Let us consider n asynchronous processes prone to crash failures. Each process proposes a value yes or no, and has to decide the value commit or the value abort. NBAC is defined by the following set of properties⁷.

• Validity. A decided value is commit or abort. Moreover,

  • Justification. If a process decides commit, all the processes voted yes.

  • Obligation. If all processes voted yes and there is no crash, no process decides abort.

• Integrity. A process decides at most once.

• Agreement. No two processes decide different values.

• Termination. Each non-faulty process decides.

This problem has the same agreement, integrity and termination properties as the consensus problem. It differs from it in the validity property, namely, a decided value is not a proposed value but a value that depends on both the proposed values and the failure pattern. Differently, the properties defining the consensus problem do not refer directly to the failure pattern.

B Remark on the Notion of a Consensus Number of an Object

As previously indicated this notion was introduced by Herlihy [15]. It concerns the computability power of concurrent objects in shared memory systems where any number of processes may experience crash failures (e.g., multicore).

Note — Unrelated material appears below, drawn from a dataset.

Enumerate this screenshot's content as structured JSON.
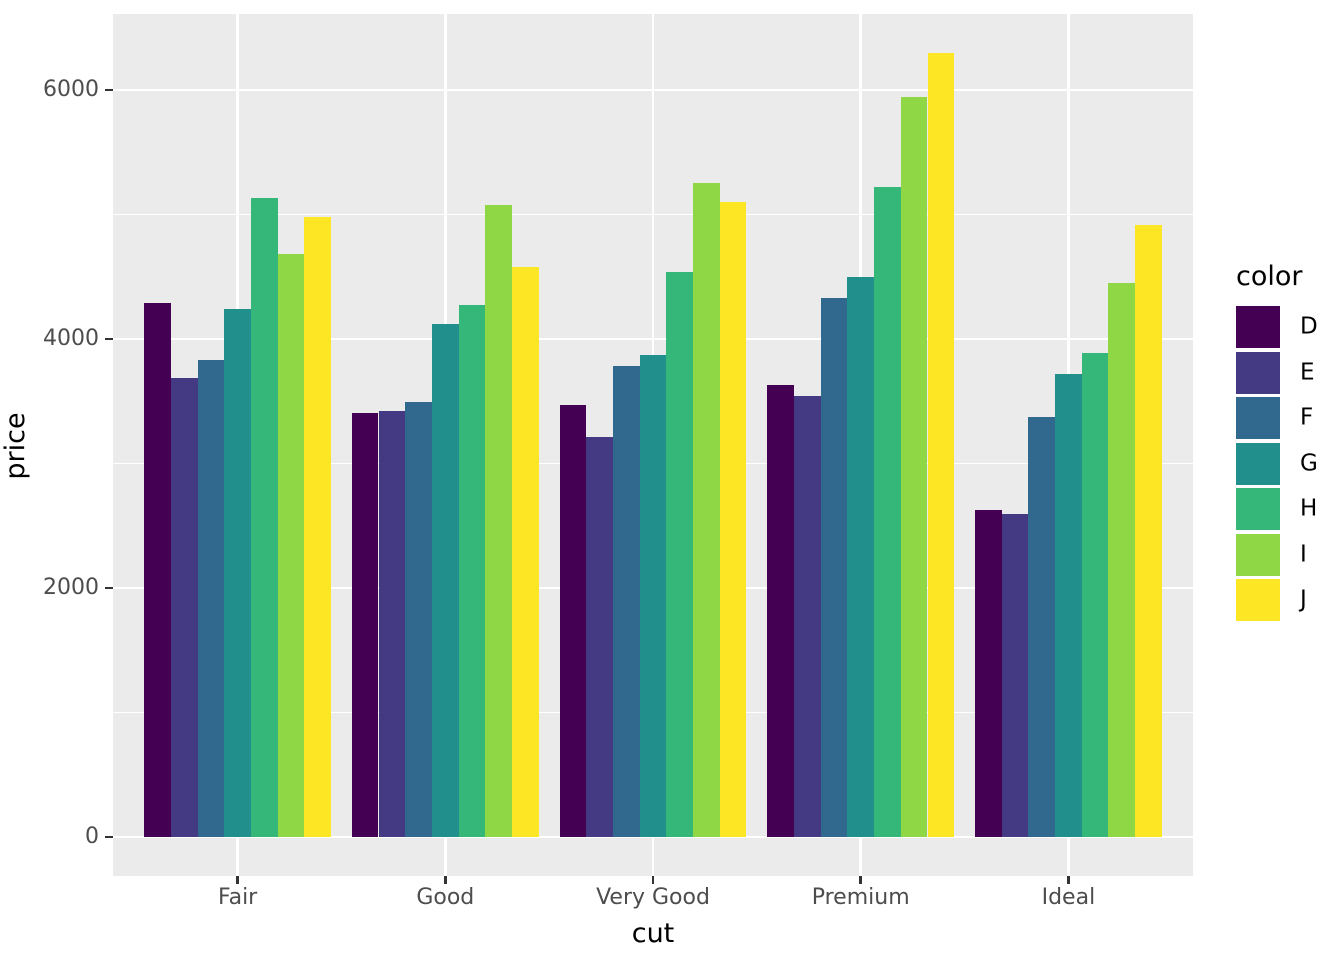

In such a context, a fundamental problem consists in building concurrent objects able to cope with any number of process failures. This is called the wait-free model. It is shown that the consensus object is universal in the sense that, given read/write registers and consensus objects, it is possible to design algorithms implementing (in the wait-free model) any concurrent object defined by a sequential specification. Such algorithms are called universal constructions.

Hence, the key for reliability in the wait-free model is the consensus object. This object can be informally defined as follows. Assuming each process proposes a value, the processes that do not crash have to decide the same value, and this value must be one of the proposed values. This apparently very simple object is impossible to implement in the basic wait-free model where processes communicate by accessing read/write registers only. This is the bad news [12, 15, 25]⁸.

But multiprocessor machines are usually endowed with specialized operations to address synchronization issues. Examples of such operations (or objects) are \( Test \& Set()\), Swap(), \( Fetch \& add()\), \( Compare \& Swap()\), LL / SC, etc. Hence, the question: “Is the “bad news” still true in a multiprocessor enriched with such an operation?” Herlihy showed in [15] that it is possible to associate an integer with each of these synchronization operations, called consensus number, which characterizes its computability power in the wait-free model. More precisely, the consensus number of a synchronization operation is x if it allows to implement a consensus object in a system of x (or less) processes but not in a system of \((x+1)\) processes. It follows that consensus numbers provide us with a hierarchy measuring the computability power of hardware synchronization operations. The consensus number of read/write is 1. The consensus number of \( Test \& Set()\) or Swap() is 2; etc. until operations such as \( Compare \& Swap()\) or LL / SC, whose consensus number is \(+\infty \).

More developments on consensus objects, universal constructions, and Herlihy’s hierarchy can be found in [15, 31, 33, 36].